The probability of selecting a piece of data from the reservoir of the k-th machine and putting it into the final reservoir is Nk/N.
The probability that a data in the kth machine reservoir is selected is 1/m. (equal probability when selected without replacement)
Repeat the selection m times, then the probability of each data being selected is m*(m/Nk*Nk/N*1/m)=m/N
The difference between current limiting algorithm funnel and token bucket
funnel algorithm
Set the total funnel capacity as the maximum concurrency level of the service
Set the consumption rate of the funnel, which is fixed
The funnel is empty by default, and requests enter the bucket.

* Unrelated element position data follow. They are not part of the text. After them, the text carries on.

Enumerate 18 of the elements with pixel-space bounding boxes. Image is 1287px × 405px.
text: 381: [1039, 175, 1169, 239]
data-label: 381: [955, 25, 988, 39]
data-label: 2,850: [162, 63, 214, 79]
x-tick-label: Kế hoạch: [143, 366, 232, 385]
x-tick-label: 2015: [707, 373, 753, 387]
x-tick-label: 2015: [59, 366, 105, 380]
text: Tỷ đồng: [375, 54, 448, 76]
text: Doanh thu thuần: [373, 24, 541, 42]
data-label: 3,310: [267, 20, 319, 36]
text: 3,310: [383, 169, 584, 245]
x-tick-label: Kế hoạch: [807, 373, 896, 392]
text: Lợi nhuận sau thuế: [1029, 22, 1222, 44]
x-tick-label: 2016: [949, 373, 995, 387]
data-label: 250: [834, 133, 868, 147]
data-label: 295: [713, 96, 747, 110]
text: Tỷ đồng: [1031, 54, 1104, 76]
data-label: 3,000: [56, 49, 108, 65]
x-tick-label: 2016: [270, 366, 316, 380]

The funnel algorithm is actually pessimistic, because it strictly limits the throughput of the system. From a certain perspective, its effect is very similar to concurrency limiting. The funnel algorithm can also be used in most scenarios, but because it has strict and fixed limits on service throughput
Guarantee the highest number of concurrency of the service, but the performance is not good when the instantaneous traffic increases.
Token Bucket Algorithm
The token bucket algorithm can limit the average transmission rate of data while also allowing a certain degree of burst transmission.

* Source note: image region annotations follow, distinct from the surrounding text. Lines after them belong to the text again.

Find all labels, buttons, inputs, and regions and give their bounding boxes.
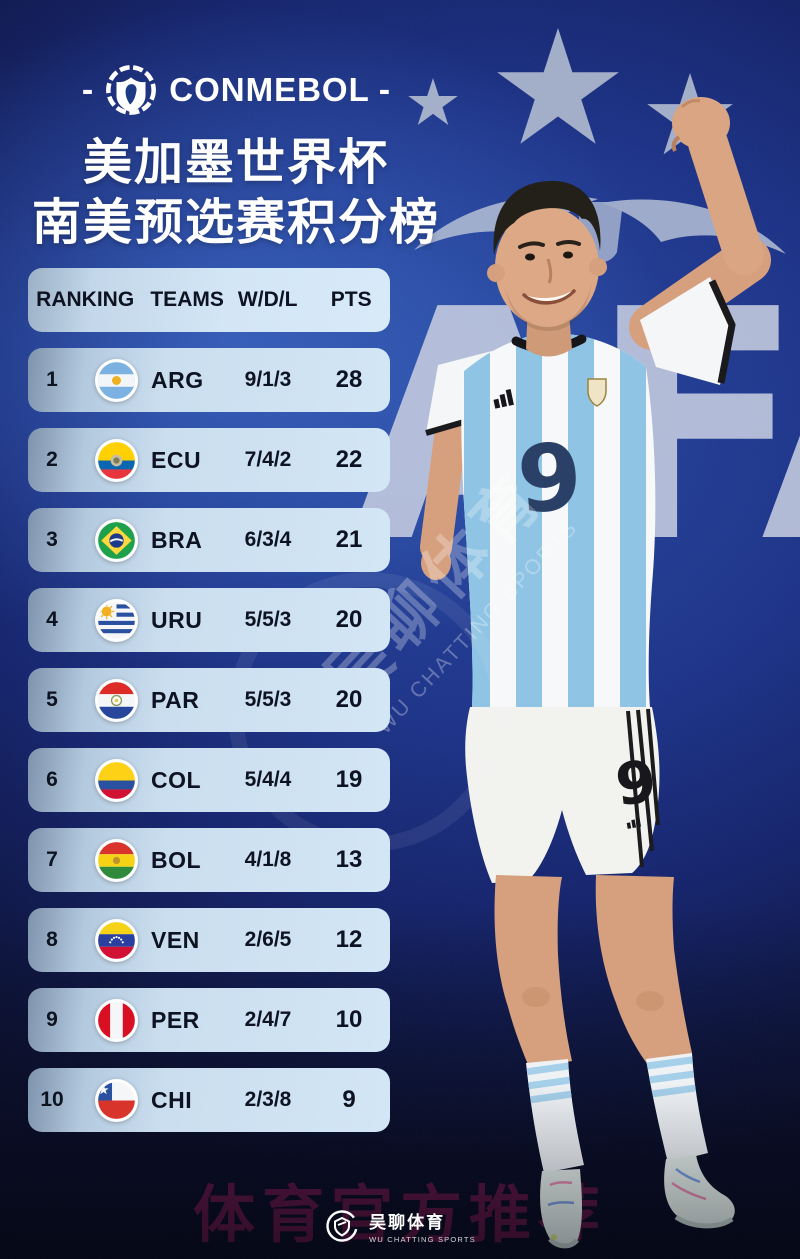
team-flag-icon xyxy=(95,839,138,882)
player-socks xyxy=(526,1053,708,1173)
rank-cell: 6 xyxy=(46,768,58,791)
rank-cell: 1 xyxy=(46,368,58,391)
header-wdl: W/D/L xyxy=(237,288,298,311)
team-code: URU xyxy=(151,606,203,633)
player-head xyxy=(487,180,607,357)
team-code: PAR xyxy=(151,686,200,713)
player-shorts: 9 xyxy=(465,707,660,883)
team-flag-icon xyxy=(95,679,138,722)
team-code: BRA xyxy=(151,526,203,553)
wdl-cell: 5/5/3 xyxy=(244,688,292,711)
pts-cell: 22 xyxy=(335,446,363,473)
table-row: 8 VEN 2/6/5 12 xyxy=(28,908,390,972)
table-row: 9 PER 2/4/7 10 xyxy=(28,988,390,1052)
pts-cell: 19 xyxy=(335,766,363,793)
brand-dash-left: - xyxy=(81,71,94,109)
team-flag-icon xyxy=(95,599,138,642)
team-flag-icon xyxy=(95,519,138,562)
wdl-cell: 2/6/5 xyxy=(244,928,292,951)
rank-cell: 9 xyxy=(46,1008,58,1031)
wdl-cell: 5/5/3 xyxy=(244,608,292,631)
pts-cell: 9 xyxy=(342,1086,356,1113)
wdl-cell: 9/1/3 xyxy=(244,368,292,391)
table-row: 3 BRA 6/3/4 21 xyxy=(28,508,390,572)
player-jersey: 9 xyxy=(461,333,656,707)
pts-cell: 10 xyxy=(335,1006,363,1033)
team-code: PER xyxy=(151,1006,200,1033)
jersey-number: 9 xyxy=(514,423,585,534)
table-row: 2 ECU 7/4/2 22 xyxy=(28,428,390,492)
footer: 吴聊体育 WU CHATTING SPORTS xyxy=(0,1208,800,1244)
wdl-cell: 7/4/2 xyxy=(244,448,292,471)
team-flag-icon xyxy=(95,359,138,402)
standings-rows: 1 ARG 9/1/3 28 2 ECU 7/4/2 22 3 BRA 6/3/… xyxy=(28,348,390,1132)
rank-cell: 5 xyxy=(46,688,58,711)
table-row: 7 BOL 4/1/8 13 xyxy=(28,828,390,892)
team-code: ARG xyxy=(151,366,204,393)
table-row: 5 PAR 5/5/3 20 xyxy=(28,668,390,732)
team-code: VEN xyxy=(151,926,200,953)
wdl-cell: 2/4/7 xyxy=(244,1008,292,1031)
rank-cell: 8 xyxy=(46,928,58,951)
table-row: 10 CHI 2/3/8 9 xyxy=(28,1068,390,1132)
wdl-cell: 4/1/8 xyxy=(244,848,292,871)
footer-brand: 吴聊体育 WU CHATTING SPORTS xyxy=(369,1208,476,1244)
footer-name-en: WU CHATTING SPORTS xyxy=(369,1235,476,1244)
page-title: 美加墨世界杯 南美预选赛积分榜 xyxy=(10,134,462,254)
title-line1: 美加墨世界杯 xyxy=(82,136,389,190)
wdl-cell: 2/3/8 xyxy=(244,1088,292,1111)
team-flag-icon xyxy=(95,759,138,802)
pts-cell: 28 xyxy=(335,366,363,393)
header-teams: TEAMS xyxy=(150,288,224,311)
standings-table: RANKING TEAMS W/D/L PTS 1 ARG 9/1/3 28 2… xyxy=(28,268,390,1132)
conmebol-logo-icon xyxy=(106,65,157,115)
rank-cell: 7 xyxy=(46,848,58,871)
title-line2: 南美预选赛积分榜 xyxy=(31,195,440,250)
pts-cell: 13 xyxy=(335,846,363,873)
team-code: BOL xyxy=(151,846,202,873)
table-row: 4 URU 5/5/3 20 xyxy=(28,588,390,652)
pts-cell: 20 xyxy=(335,606,363,633)
team-flag-icon xyxy=(95,919,138,962)
team-flag-icon xyxy=(95,1079,138,1122)
rank-cell: 10 xyxy=(40,1088,64,1111)
team-code: COL xyxy=(151,766,202,793)
table-header: RANKING TEAMS W/D/L PTS xyxy=(28,268,390,332)
rank-cell: 2 xyxy=(46,448,58,471)
wu-sports-logo-icon xyxy=(326,1210,358,1242)
table-row: 1 ARG 9/1/3 28 xyxy=(28,348,390,412)
header: - CONMEBOL - 美加墨世界杯 南美预选赛积分榜 xyxy=(10,58,462,254)
wdl-cell: 5/4/4 xyxy=(244,768,292,791)
header-pts: PTS xyxy=(330,288,372,311)
rank-cell: 4 xyxy=(46,608,58,631)
pts-cell: 20 xyxy=(335,686,363,713)
brand-row: - CONMEBOL - xyxy=(10,58,462,122)
player-legs xyxy=(494,875,692,1069)
team-flag-icon xyxy=(95,439,138,482)
footer-name-cn: 吴聊体育 xyxy=(369,1213,446,1232)
shorts-number: 9 xyxy=(612,747,659,819)
brand-name: CONMEBOL xyxy=(169,71,370,108)
rank-cell: 3 xyxy=(46,528,58,551)
pts-cell: 12 xyxy=(335,926,363,953)
player-fist xyxy=(672,97,730,149)
brand-dash-right: - xyxy=(378,71,391,109)
team-code: ECU xyxy=(151,446,202,473)
pts-cell: 21 xyxy=(335,526,363,553)
wdl-cell: 6/3/4 xyxy=(244,528,292,551)
table-row: 6 COL 5/4/4 19 xyxy=(28,748,390,812)
header-ranking: RANKING xyxy=(36,288,135,311)
team-code: CHI xyxy=(151,1086,193,1113)
team-flag-icon xyxy=(95,999,138,1042)
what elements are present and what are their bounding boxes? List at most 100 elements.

When the token bucket can be empty, the request will be discarded. At the same time, tokens are stored in the bucket at a rate of 1/r
Consistent Hash Algorithm
effect
load balancing
Handle sharding, no distributed lock architecture
Common Hash algorithms cannot solve the problem of adding or removing nodes and causing a large amount of cache drift and failure.
How to deal with drift situations
Use Hash Ring
Route the request to the ring, and drift the request to the previous node clockwise when drifting
How to avoid uneven post-drift processing
Use virtual nodes.
Use physical node to virtual node mapping. Map one physical node to multiple virtual nodes.
The key of the virtual node can be marked with a prefix number. In this way, the physical node can be located according to the virtual node bytes.
The mapping of physical nodes to virtual nodes is not strictly slicing, but completely random.
When drift occurs, the node to which the physical node drifts is completely random to avoid a The physical node completely drifts to another physical node, causing a load imbalance
actual implementation
Including hash ring add, remove and hash node positioning
Use two Maps
A treemap stores the mapping of hash virtual nodes to physical nodes. At the same time, the keys can be sorted. A given hash value can be used to locate the specific virtual node that should be processed, and then based on the virtual node prefix Determine the physical node (key:hash value: physical node#index)
Stores the mapping from physical nodes to virtual nodes. Key is the physical node and value is the corresponding virtual node hash value. (You can find it by querying treemap)
When a physical node is added, several (definable) virtual nodes are generated. Stored in two map clocks
When a physical node is deleted, the virtual node corresponding to the physical node is queried, the drift logic is executed, and the request is drifted to the previous node of the node. The treemap value of the virtual node needs to be modified to the value corresponding to the previous key.
Use murmur to hash keys with very high similarity evenly. The better the randomness. At this time, the drift can be made random enough, and the actual physical node load is not uniform.
The specific drift logic is implemented by the client itself
Drifting is also required when adding. Requests previously processed by the previous node will be routed to this node. When deleting, requests processed by this node will be forwarded.